Whittle Down Big Goals For New Year Success
The items on your New Year’s resolution radar might be too big – or too vague – to set yourself on a good path toward better health in the new year.
Avera Integrative Medicine Health Coach Becky Hanzen said whittling might not be a pastime you enjoy, but it makes sense when it comes to success-shaping your goals for more energy, weight loss or overall well-being in this New Year.

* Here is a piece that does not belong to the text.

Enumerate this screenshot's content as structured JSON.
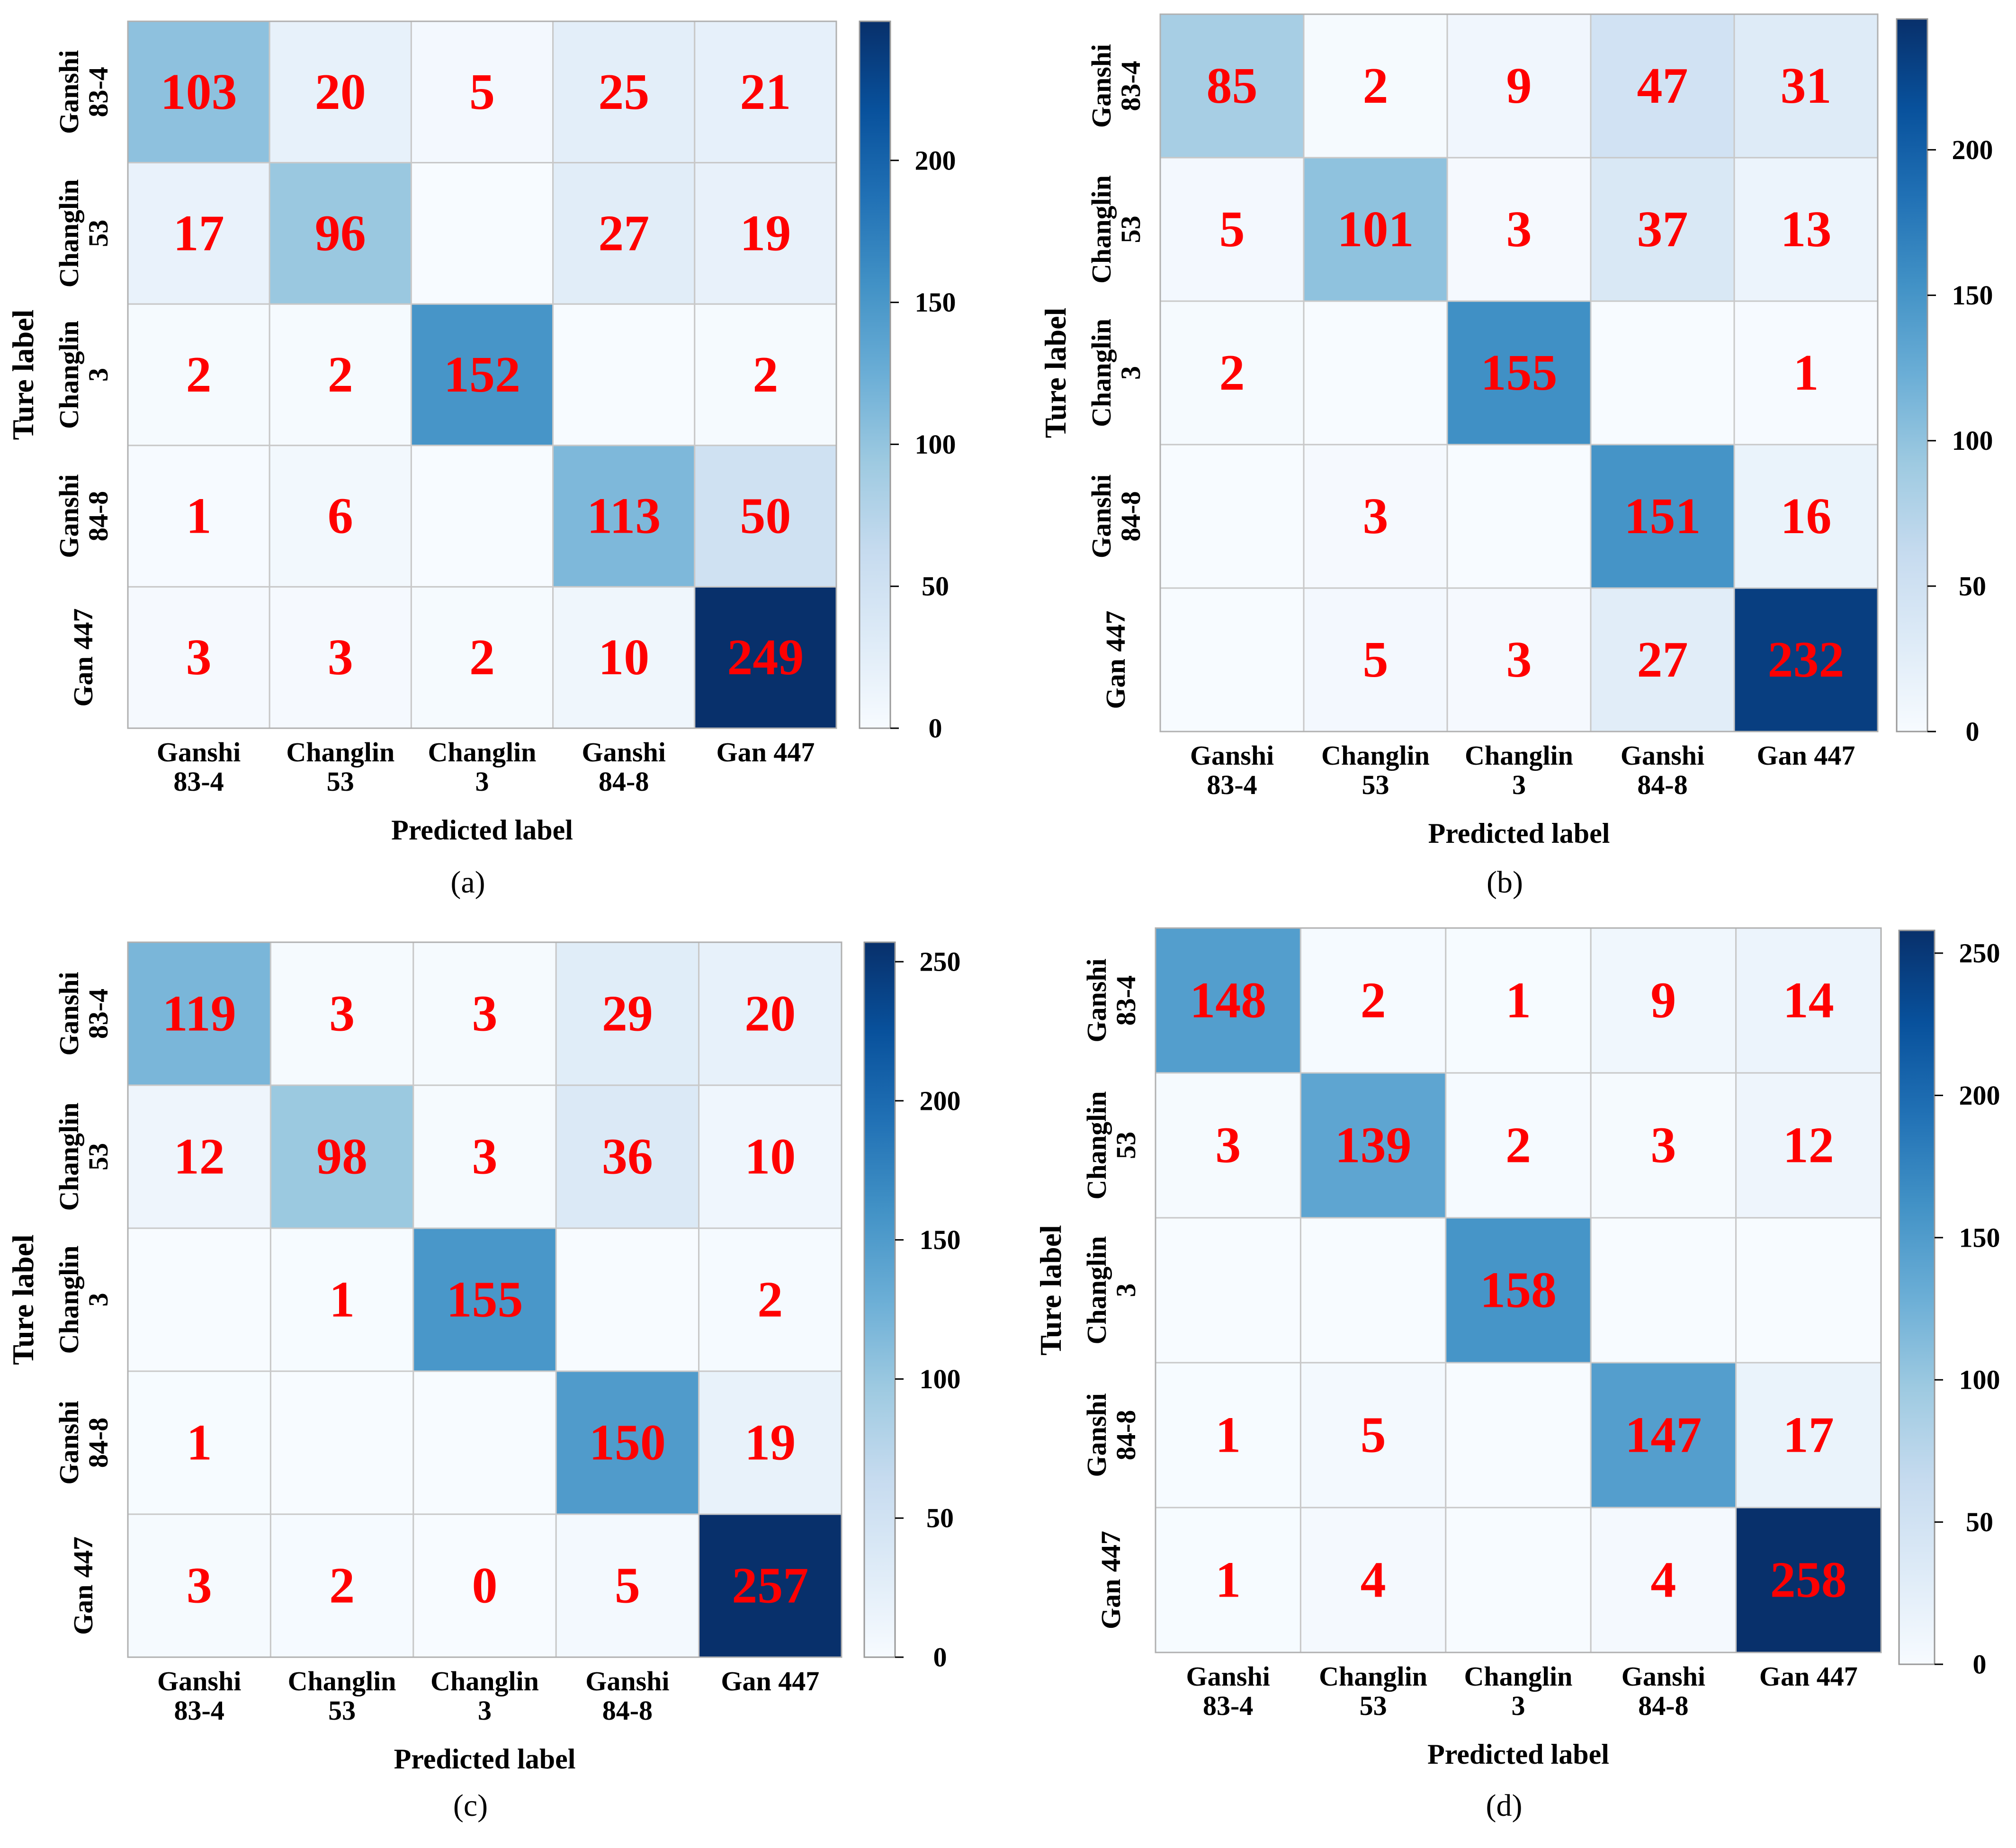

“Build up a list, and then whittle the items on the list down to their essential elements,” said Hanzen, who works with the Avera Ideal Living Program for Weight Loss, helping coach people along their journeys every day. “If you just say lose 50 pounds – you might need to break that into several smaller pieces – look to lose the first five pounds initially, and then work forward from that point.”
Breaking Down Each Part of Formula
Weight loss is still among the top goals for people when it comes to the first page in the calendar, Hanzen said. But the formula for reaching it is made up of a number of components, and each of those can be whittled as well, she said.
“Let’s look at energy levels – if you want more energy in 2018, what are ways you can do that? It could be adjusting your schedule for better rest, it could be more exercise,” she said. “If you are going to exercise more, you again can pare it down. How often will you go? For how long? What sorts of variety will you add to your routine? All of these smaller questions are important to sort through before aiming at the bigger goal.”
Realism in resolutions is not rocket science, Hanzen said, but she reminds us all the necessity of keeping track and having some sense of responsible regard.
“If you’re looking to lose weight, there’s really nothing better than food journals. If it goes in your mouth, it goes into your journal,” she said. “It can help you cut calories, reduce or remove sugar. If a pen and paper seems old-fashioned, you can use a tracking app on your phone like My Fitness Pal – it’s one I recommend regularly and it helps you track carbs, sugar and protein. You keep track and you’re less likely to punt on your new and developing better habits.”
Friends Make Everything Better
Being human is really hard. So buddying-up with a spouse, friend or coworker can keep you on track.
“If I don’t show up to one of my mind-body exercise classes, my friends there are going to give me a little grief the next time, and that helps me to keep going. I know they are expecting me,” she said. “So share the goals you have – see if others are doing the same and help each other keep on target.”
Realize as well that when you’re trying to change your habits and routines, the phantom of failure may crop up. Here’s where you can out-plan your fears to avoid triggers.
“Planning can help – do you have healthy snacks in your work area and car? Plan your meals for a week and journal what you eat – just for a week,” she said. “Then build from there. Small victories can help you avoid surrendering altogether. Remember to be kind to yourself, too. Remember, it’s hard being human – so be realistic and steady. You can achieve your goals – many people have done it before you. Now’s your chance to do the same.”